In terms of their ability to roll with not knowing, kids are actually the most flexible and accommodating of readers, so I didn’t feel like I had to explain things. There were some moments where I made some translation decisions with potential harm in mind. There is a phrase in the book that is downright racist in Greek, and it translates in a way so that I could change it to something that was not racist in English.
Another issue was that there’s so much color-coding in the book—black is a bad color in the story, because the Blackshirts were the fascists. That troubled me, so I relied on a “focus group”—I had a whole bunch of readers, including young readers, who were the children of my friends. For example, I read the book to my daughter out loud, and I read it to her cousins. And when they would get tripped up on things, I would ask them, “What does fascism mean to you? Like, is this a meaningful word?” And then they would always say, “Can you just read the book?” That made me realize that my concerns are the concerns of an adult who wants to make sure that certain messages get through without the interference of not-knowing, but the kids are getting the messages just fine. Actually, I could just relax.
TU: A common refrain throughout the book is the sisters’ made-up phrase—"veha/vesa”, referring to their mood as either happy or sad. Is that the phonetic phrase from the original text or did you change it for English audiences?

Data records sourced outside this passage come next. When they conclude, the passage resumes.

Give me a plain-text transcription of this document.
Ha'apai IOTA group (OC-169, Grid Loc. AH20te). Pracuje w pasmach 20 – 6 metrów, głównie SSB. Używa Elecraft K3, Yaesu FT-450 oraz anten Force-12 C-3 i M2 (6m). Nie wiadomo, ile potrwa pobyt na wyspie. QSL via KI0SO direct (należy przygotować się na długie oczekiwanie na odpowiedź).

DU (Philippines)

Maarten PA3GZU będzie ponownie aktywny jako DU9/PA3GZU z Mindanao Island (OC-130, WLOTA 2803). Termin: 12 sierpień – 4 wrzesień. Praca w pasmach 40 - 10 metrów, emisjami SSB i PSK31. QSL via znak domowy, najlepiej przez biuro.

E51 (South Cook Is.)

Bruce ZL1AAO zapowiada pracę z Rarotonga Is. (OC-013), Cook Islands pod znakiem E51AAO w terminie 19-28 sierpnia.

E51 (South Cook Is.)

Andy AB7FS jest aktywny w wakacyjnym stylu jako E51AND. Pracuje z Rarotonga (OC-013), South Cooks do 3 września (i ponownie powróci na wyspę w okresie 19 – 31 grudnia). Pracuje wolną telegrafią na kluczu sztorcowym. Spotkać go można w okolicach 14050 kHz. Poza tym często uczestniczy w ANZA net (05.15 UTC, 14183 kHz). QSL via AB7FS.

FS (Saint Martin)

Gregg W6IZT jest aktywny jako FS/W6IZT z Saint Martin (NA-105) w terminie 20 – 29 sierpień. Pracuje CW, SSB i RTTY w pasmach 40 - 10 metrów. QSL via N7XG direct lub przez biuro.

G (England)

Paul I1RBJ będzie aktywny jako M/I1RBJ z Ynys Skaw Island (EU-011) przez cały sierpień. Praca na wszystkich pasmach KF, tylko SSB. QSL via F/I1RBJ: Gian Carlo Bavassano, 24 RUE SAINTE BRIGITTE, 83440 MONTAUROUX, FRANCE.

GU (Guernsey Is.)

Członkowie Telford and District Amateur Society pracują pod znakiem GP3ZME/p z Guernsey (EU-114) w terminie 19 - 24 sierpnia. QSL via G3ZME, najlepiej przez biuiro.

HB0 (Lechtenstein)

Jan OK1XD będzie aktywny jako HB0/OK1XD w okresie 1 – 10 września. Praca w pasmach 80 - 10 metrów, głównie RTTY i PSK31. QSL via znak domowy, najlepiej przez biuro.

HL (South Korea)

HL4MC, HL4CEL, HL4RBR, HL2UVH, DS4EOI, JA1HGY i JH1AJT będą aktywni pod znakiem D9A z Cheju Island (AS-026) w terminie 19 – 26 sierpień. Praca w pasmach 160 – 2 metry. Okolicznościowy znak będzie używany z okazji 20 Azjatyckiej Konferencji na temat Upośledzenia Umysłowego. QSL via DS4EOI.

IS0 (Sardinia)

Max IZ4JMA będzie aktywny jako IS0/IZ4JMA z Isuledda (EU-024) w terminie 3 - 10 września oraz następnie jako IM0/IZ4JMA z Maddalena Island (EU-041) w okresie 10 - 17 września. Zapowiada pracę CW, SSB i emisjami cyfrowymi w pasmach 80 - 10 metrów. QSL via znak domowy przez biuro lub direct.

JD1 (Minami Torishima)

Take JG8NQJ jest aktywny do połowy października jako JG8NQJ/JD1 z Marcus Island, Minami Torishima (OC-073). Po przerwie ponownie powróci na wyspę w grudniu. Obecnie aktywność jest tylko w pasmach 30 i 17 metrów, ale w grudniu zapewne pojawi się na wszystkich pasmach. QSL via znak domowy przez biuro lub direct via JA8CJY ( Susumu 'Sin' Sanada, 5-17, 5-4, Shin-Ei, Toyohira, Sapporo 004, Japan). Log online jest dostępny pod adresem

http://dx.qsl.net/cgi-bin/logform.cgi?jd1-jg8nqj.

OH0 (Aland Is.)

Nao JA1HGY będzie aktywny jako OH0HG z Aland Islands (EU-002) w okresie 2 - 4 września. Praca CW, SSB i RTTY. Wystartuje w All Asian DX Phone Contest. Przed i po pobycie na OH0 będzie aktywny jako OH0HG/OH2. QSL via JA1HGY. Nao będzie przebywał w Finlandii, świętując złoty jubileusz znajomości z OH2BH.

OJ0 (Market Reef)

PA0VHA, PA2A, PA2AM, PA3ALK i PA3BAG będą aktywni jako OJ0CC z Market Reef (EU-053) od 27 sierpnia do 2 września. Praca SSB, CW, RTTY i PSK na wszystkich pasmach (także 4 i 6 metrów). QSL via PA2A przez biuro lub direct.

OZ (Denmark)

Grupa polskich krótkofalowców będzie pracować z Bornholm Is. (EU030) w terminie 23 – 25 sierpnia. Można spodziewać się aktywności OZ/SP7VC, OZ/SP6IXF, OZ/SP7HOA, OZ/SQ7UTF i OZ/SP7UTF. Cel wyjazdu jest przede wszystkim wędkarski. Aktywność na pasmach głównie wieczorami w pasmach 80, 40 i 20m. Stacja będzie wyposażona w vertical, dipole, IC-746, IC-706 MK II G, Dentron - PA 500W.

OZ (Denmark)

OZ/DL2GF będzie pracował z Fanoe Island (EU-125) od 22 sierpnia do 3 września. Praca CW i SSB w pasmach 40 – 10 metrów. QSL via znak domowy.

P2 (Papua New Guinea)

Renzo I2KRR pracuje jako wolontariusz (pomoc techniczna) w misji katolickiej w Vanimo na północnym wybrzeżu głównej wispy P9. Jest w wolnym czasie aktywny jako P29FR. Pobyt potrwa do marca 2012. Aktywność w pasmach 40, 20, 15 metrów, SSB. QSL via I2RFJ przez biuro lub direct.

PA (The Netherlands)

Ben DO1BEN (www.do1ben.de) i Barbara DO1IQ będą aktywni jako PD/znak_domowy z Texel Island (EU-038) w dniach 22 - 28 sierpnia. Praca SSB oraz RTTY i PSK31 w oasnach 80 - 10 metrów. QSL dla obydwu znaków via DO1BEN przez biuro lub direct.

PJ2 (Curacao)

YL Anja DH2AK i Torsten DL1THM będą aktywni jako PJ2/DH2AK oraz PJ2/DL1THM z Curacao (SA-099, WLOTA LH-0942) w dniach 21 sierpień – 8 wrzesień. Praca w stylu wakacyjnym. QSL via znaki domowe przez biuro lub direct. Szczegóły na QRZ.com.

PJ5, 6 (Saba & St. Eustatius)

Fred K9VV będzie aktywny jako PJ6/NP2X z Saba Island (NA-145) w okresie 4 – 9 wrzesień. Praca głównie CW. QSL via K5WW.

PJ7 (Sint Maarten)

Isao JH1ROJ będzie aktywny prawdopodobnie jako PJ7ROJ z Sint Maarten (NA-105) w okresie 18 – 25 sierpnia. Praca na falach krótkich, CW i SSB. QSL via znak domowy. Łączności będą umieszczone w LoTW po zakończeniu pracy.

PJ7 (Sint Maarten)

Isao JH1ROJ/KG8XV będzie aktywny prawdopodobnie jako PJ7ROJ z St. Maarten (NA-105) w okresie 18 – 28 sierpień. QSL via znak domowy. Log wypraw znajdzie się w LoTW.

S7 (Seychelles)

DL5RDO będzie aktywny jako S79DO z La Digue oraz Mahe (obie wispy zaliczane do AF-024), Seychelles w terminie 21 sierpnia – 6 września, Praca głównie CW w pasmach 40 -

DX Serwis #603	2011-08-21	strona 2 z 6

KE: I changed it; in Greek it’s “evpo/lipo” [i.e., ευτυχισμένη πολύ (very happy) /λυπημένη πολύ (very sad)]. The previous translation had it transliterated as evpo/lipo. That was something that I wanted to do differently. I don’t think it’s ever explained in the book, and it’s just not meaningful [without the Greek context].
TU: What do you hope English (and young) readers get out of The Wildcat Behind Glass, especially since this period of Greek history is not well known to most Americans?
KE: My primary desire is for young readers to read the book. And also, I hope people read the book at all ages. Anyone who reads it can think about how easy it is to slip into fascism, because you see daily changes that are very recognizable, and especially in our current times. I hope that readers will reflect on how easy it is to normalize a move to fascism that we know from history can go toward very bad places, very quickly.
Karen Emmerich is a translator of modern Greek literature and Associate Professor of Comparative Literature at Princeton University. Her translation awards include the National Translation Award for Ersi Sotiropoulos’s What’s Left of the Night, the Best Translated Book Award for Eleni Vakalo’s Beyond Lyricism, and the PEN Poetry in Translation Award for Yannis Ritsos’s Diaries of Exile (co-translated with Edmund Keeley). She has also translated books by Kallia Papadaki, Christos Ikonomou, Sofia Nikolaidou, Amanda Michalopoulou, Margarita Karapanou, Miltos Sachtouris, and others.